15% increase in gas price effective April 1, 2010 subdued lower distributed gas volume (-3.3%QoQ) and giving 12.7% qoq increase in revenue and 16.4% QoQ in operating profit. Post the impact of increase, no short-term catalysts until mid-2012 where PGAS expected to have 180MMSCFD (equity accounted) new supply from West Java FSRT JV with Pertamina. We upgraded our estimates on lower than estimated COGS, resulted in new target price of Rp5,260/share. Admittedly, catalysts are limited, and therefore news on progress in the FSRT project are much needed.
A thicker margin. PGAS recorded a gross margin of 65.7% in 2Q10, up from 60.8% in 1Q10, and 59.3% in 1H09. An increase in average gas price of 8.6% in Q2 to US$6.84/MMBTU helped beefed up the margin. 20% composition of IDR in PGAS tariff resulted in higher ASP in USD terms compared with US$6.3/MMBTU, PGAS indicated. Transmission and fiber optics was up 8.5% QoQ to Rp424bn.

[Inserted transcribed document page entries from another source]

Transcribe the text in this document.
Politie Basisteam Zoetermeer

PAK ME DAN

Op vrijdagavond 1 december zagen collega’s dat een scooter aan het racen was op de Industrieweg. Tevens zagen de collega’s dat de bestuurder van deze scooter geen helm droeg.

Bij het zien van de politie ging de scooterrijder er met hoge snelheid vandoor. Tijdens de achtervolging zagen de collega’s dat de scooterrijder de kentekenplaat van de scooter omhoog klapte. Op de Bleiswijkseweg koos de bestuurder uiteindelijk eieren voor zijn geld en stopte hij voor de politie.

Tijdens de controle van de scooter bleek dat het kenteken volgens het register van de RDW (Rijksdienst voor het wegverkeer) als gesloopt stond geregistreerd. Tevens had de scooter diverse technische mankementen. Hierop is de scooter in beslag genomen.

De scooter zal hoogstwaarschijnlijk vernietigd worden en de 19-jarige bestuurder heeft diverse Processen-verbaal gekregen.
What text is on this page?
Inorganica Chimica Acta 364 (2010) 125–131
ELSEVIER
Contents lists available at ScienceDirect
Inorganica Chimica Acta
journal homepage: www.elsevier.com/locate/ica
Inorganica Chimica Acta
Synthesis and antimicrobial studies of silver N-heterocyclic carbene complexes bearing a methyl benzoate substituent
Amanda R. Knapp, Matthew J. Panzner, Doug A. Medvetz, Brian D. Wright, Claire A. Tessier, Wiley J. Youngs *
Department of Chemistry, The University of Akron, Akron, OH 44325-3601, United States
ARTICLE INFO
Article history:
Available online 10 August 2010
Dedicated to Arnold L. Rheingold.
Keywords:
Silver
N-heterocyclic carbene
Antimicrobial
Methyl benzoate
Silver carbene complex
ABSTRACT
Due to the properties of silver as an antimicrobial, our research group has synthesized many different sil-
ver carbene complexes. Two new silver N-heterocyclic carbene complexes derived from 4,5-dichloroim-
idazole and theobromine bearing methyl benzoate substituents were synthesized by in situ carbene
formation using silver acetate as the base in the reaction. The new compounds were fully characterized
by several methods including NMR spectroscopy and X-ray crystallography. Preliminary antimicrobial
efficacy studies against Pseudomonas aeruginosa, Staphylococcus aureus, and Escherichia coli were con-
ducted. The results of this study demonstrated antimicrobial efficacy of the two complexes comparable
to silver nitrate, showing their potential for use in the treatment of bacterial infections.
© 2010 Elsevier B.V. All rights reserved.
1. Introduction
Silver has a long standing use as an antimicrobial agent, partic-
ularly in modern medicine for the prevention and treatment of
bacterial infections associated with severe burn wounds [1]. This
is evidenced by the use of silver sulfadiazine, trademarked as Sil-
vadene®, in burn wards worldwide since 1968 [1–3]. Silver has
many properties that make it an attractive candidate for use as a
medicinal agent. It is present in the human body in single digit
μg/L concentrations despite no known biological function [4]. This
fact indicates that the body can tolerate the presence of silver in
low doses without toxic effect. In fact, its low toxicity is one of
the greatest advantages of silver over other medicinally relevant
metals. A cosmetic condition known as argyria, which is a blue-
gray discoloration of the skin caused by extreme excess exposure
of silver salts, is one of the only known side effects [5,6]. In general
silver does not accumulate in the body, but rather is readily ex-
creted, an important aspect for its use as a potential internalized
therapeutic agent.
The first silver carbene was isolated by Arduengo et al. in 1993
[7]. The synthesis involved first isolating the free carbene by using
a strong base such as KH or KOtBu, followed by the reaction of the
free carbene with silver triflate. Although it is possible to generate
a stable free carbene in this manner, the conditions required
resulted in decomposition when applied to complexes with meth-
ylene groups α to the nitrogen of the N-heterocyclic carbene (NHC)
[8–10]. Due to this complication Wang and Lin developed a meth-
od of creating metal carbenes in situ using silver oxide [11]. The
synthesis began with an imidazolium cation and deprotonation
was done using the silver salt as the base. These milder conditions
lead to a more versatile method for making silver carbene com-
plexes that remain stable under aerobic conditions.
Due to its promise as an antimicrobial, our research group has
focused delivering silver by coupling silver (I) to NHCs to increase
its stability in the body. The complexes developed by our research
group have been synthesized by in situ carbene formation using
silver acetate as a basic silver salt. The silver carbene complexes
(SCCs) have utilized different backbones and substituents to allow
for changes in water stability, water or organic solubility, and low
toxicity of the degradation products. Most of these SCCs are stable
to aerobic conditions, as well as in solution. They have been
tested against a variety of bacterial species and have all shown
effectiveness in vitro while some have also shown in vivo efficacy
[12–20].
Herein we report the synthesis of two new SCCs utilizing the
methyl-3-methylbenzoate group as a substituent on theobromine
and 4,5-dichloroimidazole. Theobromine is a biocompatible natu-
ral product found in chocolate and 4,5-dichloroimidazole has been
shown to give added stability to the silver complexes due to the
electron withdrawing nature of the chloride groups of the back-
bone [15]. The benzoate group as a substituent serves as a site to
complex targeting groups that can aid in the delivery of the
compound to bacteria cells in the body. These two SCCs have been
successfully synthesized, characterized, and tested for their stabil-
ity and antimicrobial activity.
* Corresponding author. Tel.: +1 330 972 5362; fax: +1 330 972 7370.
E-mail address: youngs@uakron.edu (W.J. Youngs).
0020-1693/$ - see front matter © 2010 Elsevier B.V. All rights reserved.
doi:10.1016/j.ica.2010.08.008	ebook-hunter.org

No short-term catalysts seen. PGAS is currently implementing a thorough FSRT (Floating Storage Regasification Terminal) tendering process to avoid any tender dispute. Due to this, a discount have to be applied for the 2012 target of completion to prevent over optimistic expectation. There were also scant progress in gas fields’ acquisitions and additional supplies from gas producers. PGAS CEO, Hendy P. Santoso quoted by Bloomberg, said that he saw limited additional supply in 2011
Rising target price. We revised down our cost of gas on improved gas supply from Conoco Phillips (CoPhi). As CoPhi volume has improved, cost of gas have to be lowered since CoPhi’s gas is priced at US$1.85/MMBTU which is lower than average cost of gas of US$2.53/MMBTU. Our new target price of Rp5,260/share is 13.1% higher than our previous target price.